The Cosmic Clock
I look above at the starry sky and one of the stars twinkles so regularly that I could almost mistake it for a plane. It keeps the rhythm of the universe.
My heart beats in time to it, my feet tap against the ground at regular intervals. I am the milisecond hand of a slow world, and I will be dead within its minute.
Tap, tap, tap, I have fifty thousand paces left, and then I will be gone, the minute will have passed and it takes sixty times my lifespan before an hour passes for the Great Bear in the sky or for the Scorpion or for Orion.
My heart beats very fast, many beats left, it hurts how fast it’s beating, and so I breathe in time with Orion’s twinkling belt to slow it down, and it does so obediently.
Trees watch me pass with a speed they cannot fathom. Why is that small thing running so fast, they wonder. We are walking at a reasonable pace.
I take a step and a spider scuttles by. Why is that small thing running so fast, I wonder. I am walking at a reasonable pace.

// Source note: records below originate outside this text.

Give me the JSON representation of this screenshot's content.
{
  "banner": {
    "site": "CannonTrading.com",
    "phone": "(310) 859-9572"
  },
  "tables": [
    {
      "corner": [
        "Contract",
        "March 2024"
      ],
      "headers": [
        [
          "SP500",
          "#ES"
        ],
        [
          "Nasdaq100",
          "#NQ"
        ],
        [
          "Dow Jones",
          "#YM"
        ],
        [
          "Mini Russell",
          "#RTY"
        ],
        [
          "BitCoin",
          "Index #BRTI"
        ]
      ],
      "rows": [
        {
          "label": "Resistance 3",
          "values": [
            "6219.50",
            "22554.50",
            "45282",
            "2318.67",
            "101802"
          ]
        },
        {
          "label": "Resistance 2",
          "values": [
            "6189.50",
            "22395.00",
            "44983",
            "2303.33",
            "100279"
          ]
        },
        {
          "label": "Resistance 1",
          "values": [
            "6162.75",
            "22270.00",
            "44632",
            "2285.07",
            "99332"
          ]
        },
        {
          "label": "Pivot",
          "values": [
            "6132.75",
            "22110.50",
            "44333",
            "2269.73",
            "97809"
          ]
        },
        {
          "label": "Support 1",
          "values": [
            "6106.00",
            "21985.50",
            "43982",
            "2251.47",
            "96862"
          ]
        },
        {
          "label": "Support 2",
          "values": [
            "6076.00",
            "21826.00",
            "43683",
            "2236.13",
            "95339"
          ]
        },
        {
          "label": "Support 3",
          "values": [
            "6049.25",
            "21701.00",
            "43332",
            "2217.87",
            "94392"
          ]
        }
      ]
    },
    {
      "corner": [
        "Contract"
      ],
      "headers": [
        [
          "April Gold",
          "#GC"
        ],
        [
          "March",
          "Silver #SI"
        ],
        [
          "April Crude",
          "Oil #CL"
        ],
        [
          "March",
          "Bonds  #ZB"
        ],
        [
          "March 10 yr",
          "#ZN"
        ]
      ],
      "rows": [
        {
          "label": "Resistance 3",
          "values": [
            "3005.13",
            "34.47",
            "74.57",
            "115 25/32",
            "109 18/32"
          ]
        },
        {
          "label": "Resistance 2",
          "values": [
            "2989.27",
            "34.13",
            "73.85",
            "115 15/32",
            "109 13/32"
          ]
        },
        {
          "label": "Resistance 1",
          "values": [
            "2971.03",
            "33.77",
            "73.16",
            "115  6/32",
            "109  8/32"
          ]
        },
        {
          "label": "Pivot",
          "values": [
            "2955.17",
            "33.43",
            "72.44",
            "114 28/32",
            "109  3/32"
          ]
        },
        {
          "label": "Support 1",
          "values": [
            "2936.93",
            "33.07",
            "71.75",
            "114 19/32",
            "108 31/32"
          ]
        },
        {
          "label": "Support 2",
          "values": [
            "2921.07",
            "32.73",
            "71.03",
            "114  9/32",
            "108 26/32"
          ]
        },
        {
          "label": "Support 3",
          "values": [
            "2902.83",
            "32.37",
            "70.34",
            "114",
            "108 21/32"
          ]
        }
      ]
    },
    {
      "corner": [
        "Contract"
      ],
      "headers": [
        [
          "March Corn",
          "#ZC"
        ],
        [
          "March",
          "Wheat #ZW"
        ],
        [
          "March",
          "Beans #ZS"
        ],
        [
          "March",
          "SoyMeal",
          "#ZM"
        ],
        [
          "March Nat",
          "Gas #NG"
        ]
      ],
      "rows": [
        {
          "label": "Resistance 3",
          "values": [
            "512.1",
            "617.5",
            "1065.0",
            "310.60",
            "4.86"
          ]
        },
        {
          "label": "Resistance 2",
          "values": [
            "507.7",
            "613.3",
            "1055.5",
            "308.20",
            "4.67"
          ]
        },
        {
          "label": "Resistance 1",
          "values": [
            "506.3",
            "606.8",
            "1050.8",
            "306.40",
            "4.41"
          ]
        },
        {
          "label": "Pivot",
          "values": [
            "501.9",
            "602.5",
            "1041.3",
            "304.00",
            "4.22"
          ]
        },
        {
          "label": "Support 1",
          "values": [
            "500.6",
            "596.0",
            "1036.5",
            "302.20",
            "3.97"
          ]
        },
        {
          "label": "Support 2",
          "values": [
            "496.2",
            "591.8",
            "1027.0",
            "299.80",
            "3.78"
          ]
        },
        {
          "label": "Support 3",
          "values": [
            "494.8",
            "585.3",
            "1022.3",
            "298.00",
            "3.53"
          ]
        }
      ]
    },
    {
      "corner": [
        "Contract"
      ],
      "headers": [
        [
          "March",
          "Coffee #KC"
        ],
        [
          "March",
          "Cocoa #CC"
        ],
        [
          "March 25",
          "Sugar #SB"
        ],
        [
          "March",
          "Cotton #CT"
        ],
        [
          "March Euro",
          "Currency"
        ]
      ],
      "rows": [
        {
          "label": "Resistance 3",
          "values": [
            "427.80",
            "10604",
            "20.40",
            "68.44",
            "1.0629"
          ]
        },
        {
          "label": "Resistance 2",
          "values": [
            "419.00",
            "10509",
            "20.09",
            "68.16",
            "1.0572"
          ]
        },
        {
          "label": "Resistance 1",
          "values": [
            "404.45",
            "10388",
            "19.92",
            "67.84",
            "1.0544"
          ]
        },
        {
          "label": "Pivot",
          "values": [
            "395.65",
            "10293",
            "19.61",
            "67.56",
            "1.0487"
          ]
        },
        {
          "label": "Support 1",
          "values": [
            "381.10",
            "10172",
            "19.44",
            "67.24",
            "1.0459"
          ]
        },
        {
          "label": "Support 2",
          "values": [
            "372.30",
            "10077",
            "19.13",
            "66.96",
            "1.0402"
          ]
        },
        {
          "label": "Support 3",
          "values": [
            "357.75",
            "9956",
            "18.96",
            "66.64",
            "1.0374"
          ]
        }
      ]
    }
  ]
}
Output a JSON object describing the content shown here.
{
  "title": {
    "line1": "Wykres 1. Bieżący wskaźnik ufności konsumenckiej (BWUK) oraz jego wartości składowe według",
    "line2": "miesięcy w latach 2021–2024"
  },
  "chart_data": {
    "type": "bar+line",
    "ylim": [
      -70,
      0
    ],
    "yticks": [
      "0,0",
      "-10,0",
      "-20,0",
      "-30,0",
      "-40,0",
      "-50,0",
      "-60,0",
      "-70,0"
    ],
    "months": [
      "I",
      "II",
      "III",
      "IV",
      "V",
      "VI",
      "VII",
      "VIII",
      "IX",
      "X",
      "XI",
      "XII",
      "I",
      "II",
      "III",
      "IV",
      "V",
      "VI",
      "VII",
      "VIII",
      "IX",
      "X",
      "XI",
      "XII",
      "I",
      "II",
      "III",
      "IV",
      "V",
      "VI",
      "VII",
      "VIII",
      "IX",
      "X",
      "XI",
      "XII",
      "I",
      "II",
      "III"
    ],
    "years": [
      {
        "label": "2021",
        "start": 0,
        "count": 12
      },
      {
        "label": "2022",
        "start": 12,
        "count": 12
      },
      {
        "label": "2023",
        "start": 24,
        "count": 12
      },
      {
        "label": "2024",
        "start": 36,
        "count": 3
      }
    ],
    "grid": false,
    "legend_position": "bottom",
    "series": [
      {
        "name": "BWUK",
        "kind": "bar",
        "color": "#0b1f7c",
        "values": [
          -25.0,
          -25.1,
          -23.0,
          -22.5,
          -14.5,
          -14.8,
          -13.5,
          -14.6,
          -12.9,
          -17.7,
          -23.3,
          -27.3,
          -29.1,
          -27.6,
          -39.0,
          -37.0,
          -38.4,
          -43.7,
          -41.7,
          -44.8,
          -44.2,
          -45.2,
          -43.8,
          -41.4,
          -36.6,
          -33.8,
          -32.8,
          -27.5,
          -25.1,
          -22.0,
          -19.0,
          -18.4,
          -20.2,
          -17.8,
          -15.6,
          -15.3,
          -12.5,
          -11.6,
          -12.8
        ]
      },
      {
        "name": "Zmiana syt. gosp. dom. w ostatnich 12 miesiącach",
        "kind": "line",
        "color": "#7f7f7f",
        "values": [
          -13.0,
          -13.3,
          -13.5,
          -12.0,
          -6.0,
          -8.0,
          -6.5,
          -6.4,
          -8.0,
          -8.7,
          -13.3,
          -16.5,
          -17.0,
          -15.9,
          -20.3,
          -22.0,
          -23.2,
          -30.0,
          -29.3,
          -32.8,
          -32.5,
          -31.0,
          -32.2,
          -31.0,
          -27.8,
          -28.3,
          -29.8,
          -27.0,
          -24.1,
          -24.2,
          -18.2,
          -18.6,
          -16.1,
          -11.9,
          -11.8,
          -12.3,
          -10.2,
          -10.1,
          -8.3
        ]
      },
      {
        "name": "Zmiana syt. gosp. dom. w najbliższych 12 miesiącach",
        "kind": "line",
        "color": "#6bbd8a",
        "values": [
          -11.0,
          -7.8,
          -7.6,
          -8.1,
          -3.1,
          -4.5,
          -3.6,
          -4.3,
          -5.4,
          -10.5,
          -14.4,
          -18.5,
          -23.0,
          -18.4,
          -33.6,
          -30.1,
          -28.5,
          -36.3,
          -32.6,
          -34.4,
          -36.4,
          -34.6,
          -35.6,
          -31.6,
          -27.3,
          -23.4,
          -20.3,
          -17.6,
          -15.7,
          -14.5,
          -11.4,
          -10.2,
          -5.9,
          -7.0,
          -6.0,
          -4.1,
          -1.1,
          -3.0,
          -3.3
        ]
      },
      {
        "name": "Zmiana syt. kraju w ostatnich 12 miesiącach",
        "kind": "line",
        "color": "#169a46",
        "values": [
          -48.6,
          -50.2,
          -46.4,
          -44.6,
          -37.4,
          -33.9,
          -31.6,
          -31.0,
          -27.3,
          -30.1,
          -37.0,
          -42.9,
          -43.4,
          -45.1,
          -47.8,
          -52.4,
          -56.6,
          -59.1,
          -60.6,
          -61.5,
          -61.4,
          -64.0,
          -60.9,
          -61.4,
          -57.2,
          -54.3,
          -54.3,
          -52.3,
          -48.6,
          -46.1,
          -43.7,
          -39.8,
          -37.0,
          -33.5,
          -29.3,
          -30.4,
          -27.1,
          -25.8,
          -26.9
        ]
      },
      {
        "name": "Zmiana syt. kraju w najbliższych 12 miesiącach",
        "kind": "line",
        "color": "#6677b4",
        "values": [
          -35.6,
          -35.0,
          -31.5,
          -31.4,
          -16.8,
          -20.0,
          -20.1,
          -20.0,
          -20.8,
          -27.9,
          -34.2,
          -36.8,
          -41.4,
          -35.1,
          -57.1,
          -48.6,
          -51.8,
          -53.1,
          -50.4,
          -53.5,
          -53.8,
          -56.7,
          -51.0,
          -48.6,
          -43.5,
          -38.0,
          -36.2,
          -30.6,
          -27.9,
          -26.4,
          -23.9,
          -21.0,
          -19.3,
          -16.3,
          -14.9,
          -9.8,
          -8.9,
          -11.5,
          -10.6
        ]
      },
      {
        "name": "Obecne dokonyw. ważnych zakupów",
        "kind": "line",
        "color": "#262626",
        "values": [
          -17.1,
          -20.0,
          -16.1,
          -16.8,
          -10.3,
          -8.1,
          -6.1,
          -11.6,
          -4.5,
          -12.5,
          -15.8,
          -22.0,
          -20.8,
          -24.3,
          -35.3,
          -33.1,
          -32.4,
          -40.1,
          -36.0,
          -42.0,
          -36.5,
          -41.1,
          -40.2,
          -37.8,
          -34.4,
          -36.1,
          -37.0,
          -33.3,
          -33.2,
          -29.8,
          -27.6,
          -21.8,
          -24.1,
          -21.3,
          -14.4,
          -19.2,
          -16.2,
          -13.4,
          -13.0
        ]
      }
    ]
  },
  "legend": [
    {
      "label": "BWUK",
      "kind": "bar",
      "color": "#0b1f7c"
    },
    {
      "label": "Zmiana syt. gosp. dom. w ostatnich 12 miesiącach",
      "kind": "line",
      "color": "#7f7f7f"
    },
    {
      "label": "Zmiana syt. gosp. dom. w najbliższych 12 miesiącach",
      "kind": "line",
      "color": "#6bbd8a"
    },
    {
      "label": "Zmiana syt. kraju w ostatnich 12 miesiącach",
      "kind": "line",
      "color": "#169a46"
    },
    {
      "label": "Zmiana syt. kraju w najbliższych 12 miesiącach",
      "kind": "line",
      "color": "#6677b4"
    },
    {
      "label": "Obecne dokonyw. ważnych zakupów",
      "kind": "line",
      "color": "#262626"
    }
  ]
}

The stars above watch the trees, they watch the movements of their leaves and their roots and they wonder why the trees are running so fast, after all, they think, we are moving at a reasonable pace.
I am a milisecond hand on the cosmic clock, thinks the moon, who considers herself to be short-lived.
I lie down on the floor for a minute, letting my head spin in time with the moon’s orbit. It seems to me that it is staying very still.
The sun watches the Earth from afar and wonders why it spins so fast.
I fall asleep in my bed and wake up in time with the Earth’s rotation.